Il était là dès le début.

Il ne venait que l’été, placé toujours au même endroit, à la sortie la défense, sur le périph. Ouest, juste à l’entrée du tunnel du coté gauche, sur le trottoir.

Au fil des mois, je le reconnus  d’une fois sur l’autre.

Je l’ai vu perdre et prendre pied sur le bitume, trois années durant.

 

Ce matin, il était assis sur une caisse en bois, une bouteille de coca entamée pour seule compagnie, une boite de thon vide placée entre les deux mains.

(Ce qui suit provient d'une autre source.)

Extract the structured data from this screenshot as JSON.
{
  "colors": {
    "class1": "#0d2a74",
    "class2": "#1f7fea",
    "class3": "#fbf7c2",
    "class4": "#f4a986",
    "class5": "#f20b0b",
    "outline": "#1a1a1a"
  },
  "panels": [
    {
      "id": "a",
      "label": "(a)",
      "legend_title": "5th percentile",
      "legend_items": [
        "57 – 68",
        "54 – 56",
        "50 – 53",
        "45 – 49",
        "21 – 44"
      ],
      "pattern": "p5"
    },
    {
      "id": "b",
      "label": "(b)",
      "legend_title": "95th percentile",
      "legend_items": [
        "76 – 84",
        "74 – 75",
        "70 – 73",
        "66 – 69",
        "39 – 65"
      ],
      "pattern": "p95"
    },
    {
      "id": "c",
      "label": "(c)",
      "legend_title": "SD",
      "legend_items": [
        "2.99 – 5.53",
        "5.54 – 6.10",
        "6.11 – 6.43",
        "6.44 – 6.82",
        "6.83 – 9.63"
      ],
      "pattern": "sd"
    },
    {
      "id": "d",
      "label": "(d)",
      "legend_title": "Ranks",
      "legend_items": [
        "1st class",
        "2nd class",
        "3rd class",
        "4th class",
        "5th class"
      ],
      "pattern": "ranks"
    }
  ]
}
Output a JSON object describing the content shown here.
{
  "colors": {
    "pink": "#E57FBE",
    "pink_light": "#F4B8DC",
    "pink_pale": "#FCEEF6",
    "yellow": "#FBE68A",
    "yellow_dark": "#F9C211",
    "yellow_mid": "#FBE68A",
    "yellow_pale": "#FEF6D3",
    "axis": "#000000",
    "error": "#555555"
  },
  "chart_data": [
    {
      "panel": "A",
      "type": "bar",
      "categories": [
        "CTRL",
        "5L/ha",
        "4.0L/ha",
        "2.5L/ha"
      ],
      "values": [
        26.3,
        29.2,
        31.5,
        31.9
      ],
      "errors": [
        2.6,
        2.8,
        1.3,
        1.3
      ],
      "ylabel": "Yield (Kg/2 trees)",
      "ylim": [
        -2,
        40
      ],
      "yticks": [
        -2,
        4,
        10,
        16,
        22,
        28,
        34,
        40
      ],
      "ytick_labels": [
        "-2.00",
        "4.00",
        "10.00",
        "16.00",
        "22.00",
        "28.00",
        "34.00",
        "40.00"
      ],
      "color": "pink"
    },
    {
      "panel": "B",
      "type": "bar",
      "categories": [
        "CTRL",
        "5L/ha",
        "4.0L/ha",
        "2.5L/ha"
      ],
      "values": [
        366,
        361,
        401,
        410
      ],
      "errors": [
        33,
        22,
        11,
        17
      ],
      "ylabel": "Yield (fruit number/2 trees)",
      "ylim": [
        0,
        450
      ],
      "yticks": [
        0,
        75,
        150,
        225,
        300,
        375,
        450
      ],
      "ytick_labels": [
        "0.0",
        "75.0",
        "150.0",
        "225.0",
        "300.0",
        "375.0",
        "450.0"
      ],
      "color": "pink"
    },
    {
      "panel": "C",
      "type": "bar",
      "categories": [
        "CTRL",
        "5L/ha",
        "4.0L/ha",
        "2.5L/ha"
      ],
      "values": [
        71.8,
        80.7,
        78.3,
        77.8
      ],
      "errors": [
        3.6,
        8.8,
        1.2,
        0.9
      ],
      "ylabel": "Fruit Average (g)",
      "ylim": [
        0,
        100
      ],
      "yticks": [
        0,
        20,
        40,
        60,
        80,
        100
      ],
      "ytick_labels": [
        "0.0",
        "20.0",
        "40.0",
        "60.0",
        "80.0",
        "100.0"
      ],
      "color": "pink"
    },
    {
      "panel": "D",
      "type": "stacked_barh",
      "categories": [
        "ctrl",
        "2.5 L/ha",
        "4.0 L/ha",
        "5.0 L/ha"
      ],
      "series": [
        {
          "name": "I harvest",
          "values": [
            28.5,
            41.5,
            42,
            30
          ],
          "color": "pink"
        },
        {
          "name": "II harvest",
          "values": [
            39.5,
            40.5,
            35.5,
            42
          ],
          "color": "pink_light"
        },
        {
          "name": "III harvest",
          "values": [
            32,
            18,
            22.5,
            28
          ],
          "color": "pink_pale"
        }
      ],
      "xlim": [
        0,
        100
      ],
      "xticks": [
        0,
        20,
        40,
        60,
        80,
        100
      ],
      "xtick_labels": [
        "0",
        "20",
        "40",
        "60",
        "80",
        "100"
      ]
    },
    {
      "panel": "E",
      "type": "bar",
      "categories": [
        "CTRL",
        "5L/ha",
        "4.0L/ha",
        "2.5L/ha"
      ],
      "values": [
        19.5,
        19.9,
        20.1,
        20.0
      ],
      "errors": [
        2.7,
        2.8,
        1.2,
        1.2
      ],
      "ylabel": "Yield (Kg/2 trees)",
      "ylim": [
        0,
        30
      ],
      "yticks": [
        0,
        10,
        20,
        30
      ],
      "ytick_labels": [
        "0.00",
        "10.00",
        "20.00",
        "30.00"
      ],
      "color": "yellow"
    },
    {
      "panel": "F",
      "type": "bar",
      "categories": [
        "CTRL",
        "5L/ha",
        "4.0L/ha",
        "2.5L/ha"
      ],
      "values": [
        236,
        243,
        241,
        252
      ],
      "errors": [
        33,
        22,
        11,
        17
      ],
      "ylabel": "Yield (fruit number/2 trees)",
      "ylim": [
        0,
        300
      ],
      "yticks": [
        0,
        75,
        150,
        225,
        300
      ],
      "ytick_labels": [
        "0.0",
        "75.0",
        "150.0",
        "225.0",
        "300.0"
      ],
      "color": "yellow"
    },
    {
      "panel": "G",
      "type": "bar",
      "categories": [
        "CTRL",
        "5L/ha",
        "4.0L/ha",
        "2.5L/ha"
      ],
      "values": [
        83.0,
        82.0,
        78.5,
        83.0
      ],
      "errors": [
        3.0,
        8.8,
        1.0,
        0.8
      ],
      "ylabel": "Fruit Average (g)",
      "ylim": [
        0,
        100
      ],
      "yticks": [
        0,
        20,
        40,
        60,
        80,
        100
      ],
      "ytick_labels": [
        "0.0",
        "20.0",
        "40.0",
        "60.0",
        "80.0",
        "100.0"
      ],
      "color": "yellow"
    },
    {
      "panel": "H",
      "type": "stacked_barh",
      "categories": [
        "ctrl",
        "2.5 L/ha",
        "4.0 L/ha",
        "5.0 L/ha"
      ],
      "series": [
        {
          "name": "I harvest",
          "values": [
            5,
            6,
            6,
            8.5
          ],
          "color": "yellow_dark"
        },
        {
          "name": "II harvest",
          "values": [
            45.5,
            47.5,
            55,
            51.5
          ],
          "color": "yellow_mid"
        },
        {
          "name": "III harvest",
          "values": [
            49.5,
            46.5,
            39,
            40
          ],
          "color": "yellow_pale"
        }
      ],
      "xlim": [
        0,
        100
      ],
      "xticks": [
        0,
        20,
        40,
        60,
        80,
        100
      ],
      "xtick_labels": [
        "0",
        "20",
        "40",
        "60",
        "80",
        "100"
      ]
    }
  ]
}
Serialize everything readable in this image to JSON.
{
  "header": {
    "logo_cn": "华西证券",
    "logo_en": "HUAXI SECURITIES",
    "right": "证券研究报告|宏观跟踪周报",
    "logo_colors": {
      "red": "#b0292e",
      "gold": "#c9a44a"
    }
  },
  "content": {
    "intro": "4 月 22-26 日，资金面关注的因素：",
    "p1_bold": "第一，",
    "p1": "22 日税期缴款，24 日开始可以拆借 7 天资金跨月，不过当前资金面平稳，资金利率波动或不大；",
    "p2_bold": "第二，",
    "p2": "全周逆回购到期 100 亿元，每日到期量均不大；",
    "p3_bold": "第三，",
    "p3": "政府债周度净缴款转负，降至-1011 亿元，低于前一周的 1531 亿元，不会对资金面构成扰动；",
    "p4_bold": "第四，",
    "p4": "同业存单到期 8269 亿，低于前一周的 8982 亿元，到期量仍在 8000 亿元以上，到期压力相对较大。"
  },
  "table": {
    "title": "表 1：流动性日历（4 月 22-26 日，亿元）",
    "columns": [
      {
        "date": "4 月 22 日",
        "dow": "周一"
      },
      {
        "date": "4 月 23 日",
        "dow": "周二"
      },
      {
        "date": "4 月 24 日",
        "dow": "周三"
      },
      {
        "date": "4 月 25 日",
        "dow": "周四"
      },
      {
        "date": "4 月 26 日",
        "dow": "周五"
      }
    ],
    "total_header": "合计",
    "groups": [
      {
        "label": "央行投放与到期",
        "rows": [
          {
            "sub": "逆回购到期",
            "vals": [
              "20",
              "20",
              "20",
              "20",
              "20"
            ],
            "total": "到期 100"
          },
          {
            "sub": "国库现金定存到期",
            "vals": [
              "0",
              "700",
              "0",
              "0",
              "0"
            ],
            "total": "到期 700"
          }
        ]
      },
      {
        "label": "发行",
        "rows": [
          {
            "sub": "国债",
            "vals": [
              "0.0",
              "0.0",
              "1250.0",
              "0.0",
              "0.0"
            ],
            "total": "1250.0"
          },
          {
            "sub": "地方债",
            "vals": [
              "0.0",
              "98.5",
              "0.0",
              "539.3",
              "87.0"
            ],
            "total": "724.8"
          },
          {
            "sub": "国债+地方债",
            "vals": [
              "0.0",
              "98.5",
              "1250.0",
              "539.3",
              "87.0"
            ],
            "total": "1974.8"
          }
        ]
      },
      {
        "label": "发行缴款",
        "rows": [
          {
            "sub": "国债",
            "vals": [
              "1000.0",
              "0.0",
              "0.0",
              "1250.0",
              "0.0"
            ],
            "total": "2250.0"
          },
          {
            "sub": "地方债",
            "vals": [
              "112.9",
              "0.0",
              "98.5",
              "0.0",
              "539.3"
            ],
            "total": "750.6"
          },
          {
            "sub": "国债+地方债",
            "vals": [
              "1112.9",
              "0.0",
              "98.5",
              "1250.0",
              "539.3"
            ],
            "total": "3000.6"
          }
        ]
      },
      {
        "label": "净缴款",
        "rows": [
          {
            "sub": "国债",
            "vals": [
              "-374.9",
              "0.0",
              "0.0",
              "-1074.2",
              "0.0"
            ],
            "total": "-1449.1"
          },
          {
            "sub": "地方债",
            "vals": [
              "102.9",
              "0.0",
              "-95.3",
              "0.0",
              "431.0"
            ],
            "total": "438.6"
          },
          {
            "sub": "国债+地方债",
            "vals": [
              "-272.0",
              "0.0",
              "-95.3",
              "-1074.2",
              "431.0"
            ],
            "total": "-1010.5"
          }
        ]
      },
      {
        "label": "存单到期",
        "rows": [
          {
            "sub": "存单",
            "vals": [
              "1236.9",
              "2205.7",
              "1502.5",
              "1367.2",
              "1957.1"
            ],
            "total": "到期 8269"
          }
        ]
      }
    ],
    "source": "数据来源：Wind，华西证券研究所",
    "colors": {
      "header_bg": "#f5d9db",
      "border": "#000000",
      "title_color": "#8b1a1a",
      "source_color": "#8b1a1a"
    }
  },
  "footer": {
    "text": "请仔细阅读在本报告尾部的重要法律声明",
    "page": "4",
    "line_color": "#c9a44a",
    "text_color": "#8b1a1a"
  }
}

Il était emmitouflé dans un anorak bleu marine, recroquevillé, transit en ce début d’hiver.

Son regard était dirigé vers le sol.

Lorsque j’ai ouvert ma vitre et tendu le bras, j’ai croisé des yeux tristes, fatigués, j’ai lu sur son visage un sourire las, le sourire d’un homme qui respire depuis trois ans, les même gaz d’échappement.

Il a vieilli cet homme, prématurément vieilli.

Son visage est miné par la lassitude et le froid, ses mains usées.

 

Les autres hivers, il disparaissait, je l’imaginais à l’abri quelques mois, en un lieu plus clément. Mais, chaque printemps, je le retrouvais là, alors que j’aurais tant aimé le savoir sorti  d’affaire.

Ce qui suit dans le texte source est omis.